Titles from authors who joined the suit – including Sarah Brannen, David Levithan, George M Johnson, Ashley Hope Perez and Kyle Lukoff – have either been removed or faced restrictions for students to access them.

“As a former public high school English teacher, I know firsthand how important libraries are,” Ashley Hope Perez, author of Out of Darkness, one of the books targeted by the school district, said in a statement. “For many young people, if a book isn’t in their school library, it might as well not exist.”

The book removals followed objections from one language arts teacher in the county, and in each case the school board voted to remove the books despite recommendations from a district review committee that approved them.

The teacher’s objections appear to be lifted from a website called Book Looks, founded by a member of Moms for Liberty, a right-wing group aligned with Governor DeSantis, to pressure school boards and libraries to remove content it deems objectionable, largely around LGBT+ rights, race and discrimination.

The basis for that teacher’s challenges “are nakedly ideological”, according to the lawsuit.

In one instance, she admitted that she had never heard of the book The Perks of Being a Wallflower but included the title and a “parental book rating” and excerpts that appear to have been lifted from Book Looks.

Her challenge to Race and Policing in Modern America, a nonfiction book for middle school readers, claims that the book promotes “the idea that all police are bad” and that “non-blacks are racist” and its purpose is to “race bait”.

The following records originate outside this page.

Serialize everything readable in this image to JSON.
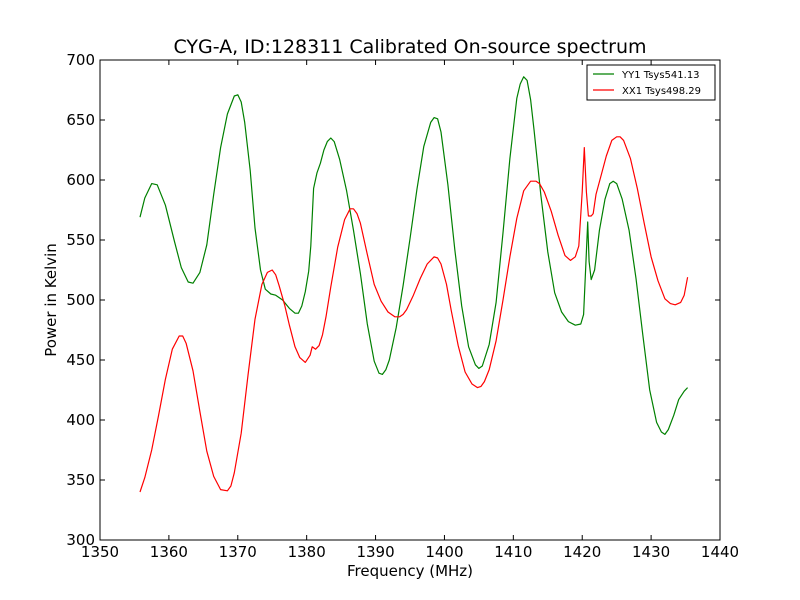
{
  "chart_data": {
    "type": "line",
    "title": "CYG-A, ID:128311 Calibrated On-source spectrum",
    "xlabel": "Frequency (MHz)",
    "ylabel": "Power in Kelvin",
    "xlim": [
      1350,
      1440
    ],
    "ylim": [
      300,
      700
    ],
    "xticks": [
      1350,
      1360,
      1370,
      1380,
      1390,
      1400,
      1410,
      1420,
      1430,
      1440
    ],
    "yticks": [
      300,
      350,
      400,
      450,
      500,
      550,
      600,
      650,
      700
    ],
    "grid": false,
    "legend_position": "top-right",
    "series": [
      {
        "name": "YY1 Tsys541.13",
        "color": "#008000",
        "x": [
          1355.8,
          1356.5,
          1357.5,
          1358.3,
          1359.5,
          1360.8,
          1361.8,
          1362.8,
          1363.5,
          1364.5,
          1365.5,
          1366.5,
          1367.5,
          1368.5,
          1369.5,
          1370.0,
          1370.5,
          1371.0,
          1371.8,
          1372.5,
          1373.3,
          1374.0,
          1374.8,
          1375.5,
          1376.5,
          1377.5,
          1378.3,
          1378.8,
          1379.3,
          1379.8,
          1380.3,
          1380.6,
          1381.0,
          1381.5,
          1382.0,
          1382.5,
          1383.0,
          1383.5,
          1384.0,
          1384.8,
          1385.8,
          1386.8,
          1387.8,
          1388.8,
          1389.8,
          1390.5,
          1391.0,
          1391.5,
          1392.0,
          1393.0,
          1394.0,
          1395.0,
          1396.0,
          1397.0,
          1398.0,
          1398.5,
          1399.0,
          1399.5,
          1400.5,
          1401.5,
          1402.5,
          1403.5,
          1404.5,
          1405.0,
          1405.5,
          1406.5,
          1407.5,
          1408.5,
          1409.5,
          1410.5,
          1411.0,
          1411.5,
          1412.0,
          1412.5,
          1413.0,
          1414.0,
          1415.0,
          1416.0,
          1417.0,
          1418.0,
          1419.0,
          1419.8,
          1420.2,
          1420.5,
          1420.8,
          1421.0,
          1421.3,
          1421.8,
          1422.5,
          1423.3,
          1424.0,
          1424.5,
          1425.0,
          1425.8,
          1426.8,
          1427.8,
          1428.8,
          1429.8,
          1430.8,
          1431.5,
          1432.0,
          1432.5,
          1433.3,
          1434.0,
          1434.8,
          1435.3
        ],
        "y": [
          569,
          585,
          597,
          596,
          579,
          549,
          527,
          515,
          514,
          523,
          546,
          588,
          627,
          655,
          670,
          671,
          665,
          648,
          608,
          560,
          525,
          509,
          505,
          504,
          500,
          493,
          489,
          489,
          495,
          507,
          524,
          545,
          593,
          606,
          614,
          625,
          632,
          635,
          632,
          617,
          591,
          558,
          522,
          480,
          449,
          439,
          438,
          442,
          450,
          477,
          512,
          551,
          592,
          628,
          648,
          652,
          651,
          640,
          596,
          542,
          495,
          461,
          446,
          443,
          445,
          463,
          498,
          556,
          618,
          668,
          680,
          686,
          683,
          667,
          642,
          587,
          540,
          506,
          490,
          482,
          479,
          480,
          488,
          527,
          565,
          532,
          517,
          525,
          558,
          584,
          597,
          599,
          597,
          584,
          558,
          518,
          471,
          425,
          398,
          390,
          388,
          392,
          404,
          417,
          424,
          427
        ]
      },
      {
        "name": "XX1 Tsys498.29",
        "color": "#ff0000",
        "x": [
          1355.8,
          1356.5,
          1357.5,
          1358.5,
          1359.5,
          1360.5,
          1361.5,
          1362.0,
          1362.5,
          1363.5,
          1364.5,
          1365.5,
          1366.5,
          1367.5,
          1368.5,
          1369.0,
          1369.5,
          1370.5,
          1371.5,
          1372.5,
          1373.5,
          1374.3,
          1375.0,
          1375.5,
          1376.0,
          1376.8,
          1377.5,
          1378.3,
          1379.0,
          1379.8,
          1380.5,
          1380.8,
          1381.3,
          1381.8,
          1382.3,
          1382.8,
          1383.5,
          1384.5,
          1385.5,
          1386.3,
          1386.8,
          1387.3,
          1387.8,
          1388.8,
          1389.8,
          1390.8,
          1391.8,
          1392.8,
          1393.5,
          1394.0,
          1394.5,
          1395.5,
          1396.5,
          1397.5,
          1398.5,
          1399.0,
          1399.5,
          1400.3,
          1401.0,
          1402.0,
          1403.0,
          1404.0,
          1404.8,
          1405.3,
          1405.8,
          1406.5,
          1407.5,
          1408.5,
          1409.5,
          1410.5,
          1411.5,
          1412.5,
          1413.3,
          1413.8,
          1414.5,
          1415.5,
          1416.5,
          1417.5,
          1418.3,
          1419.0,
          1419.5,
          1420.0,
          1420.3,
          1420.6,
          1420.9,
          1421.3,
          1421.6,
          1422.0,
          1422.8,
          1423.5,
          1424.3,
          1425.0,
          1425.5,
          1426.0,
          1427.0,
          1428.0,
          1429.0,
          1430.0,
          1431.0,
          1432.0,
          1432.8,
          1433.5,
          1434.3,
          1434.8,
          1435.3
        ],
        "y": [
          340,
          352,
          375,
          404,
          434,
          459,
          470,
          470,
          464,
          441,
          407,
          374,
          353,
          342,
          341,
          345,
          356,
          389,
          438,
          484,
          513,
          523,
          525,
          521,
          512,
          496,
          479,
          461,
          452,
          448,
          454,
          461,
          459,
          462,
          471,
          486,
          511,
          544,
          567,
          576,
          576,
          572,
          564,
          538,
          513,
          499,
          490,
          486,
          486,
          488,
          492,
          504,
          518,
          530,
          536,
          535,
          530,
          513,
          491,
          462,
          440,
          430,
          427,
          428,
          432,
          442,
          466,
          500,
          536,
          568,
          591,
          599,
          599,
          597,
          590,
          574,
          554,
          537,
          533,
          536,
          545,
          590,
          627,
          590,
          570,
          570,
          572,
          588,
          605,
          620,
          633,
          636,
          636,
          633,
          618,
          593,
          564,
          536,
          516,
          501,
          497,
          496,
          498,
          504,
          519
        ]
      }
    ]
  }
}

She did not include any specific examples of objectionable content, and “her sole objection was that the book addresses a topic – the intersection of race and policing – that she did not consider suitable for discussion in schools,” according to the lawsuit.

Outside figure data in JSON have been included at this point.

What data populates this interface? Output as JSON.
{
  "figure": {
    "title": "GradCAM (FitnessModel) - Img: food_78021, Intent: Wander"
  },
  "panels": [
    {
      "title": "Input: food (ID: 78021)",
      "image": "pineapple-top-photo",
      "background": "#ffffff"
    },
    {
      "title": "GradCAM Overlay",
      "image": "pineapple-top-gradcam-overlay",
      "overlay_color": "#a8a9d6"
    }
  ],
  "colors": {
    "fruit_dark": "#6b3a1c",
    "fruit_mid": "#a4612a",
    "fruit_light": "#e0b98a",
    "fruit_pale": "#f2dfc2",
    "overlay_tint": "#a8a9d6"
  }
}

The Independent has requested comment from Escambia County school board members. The district is unable to comment on pending litigation.

There have been at least 1,477 attempts to ban 874 individual book titles within the first half of the 2022-2023 school year, according to PEN America. The figures mark a nearly 30 per cent spike from book challenges over the previous year.

Last year, a record high of more than 1,200 attempts to remove books from schools and libraries were reported to the American Library Association.

More than 100 bills in state legislatures across the country this year threaten to cut library budgets, implement book rating systems, regulate the kinds of books and materials in their collections, and amend obscenity definitions that preempt First Amendment protections, according to a database from EveryLibrary.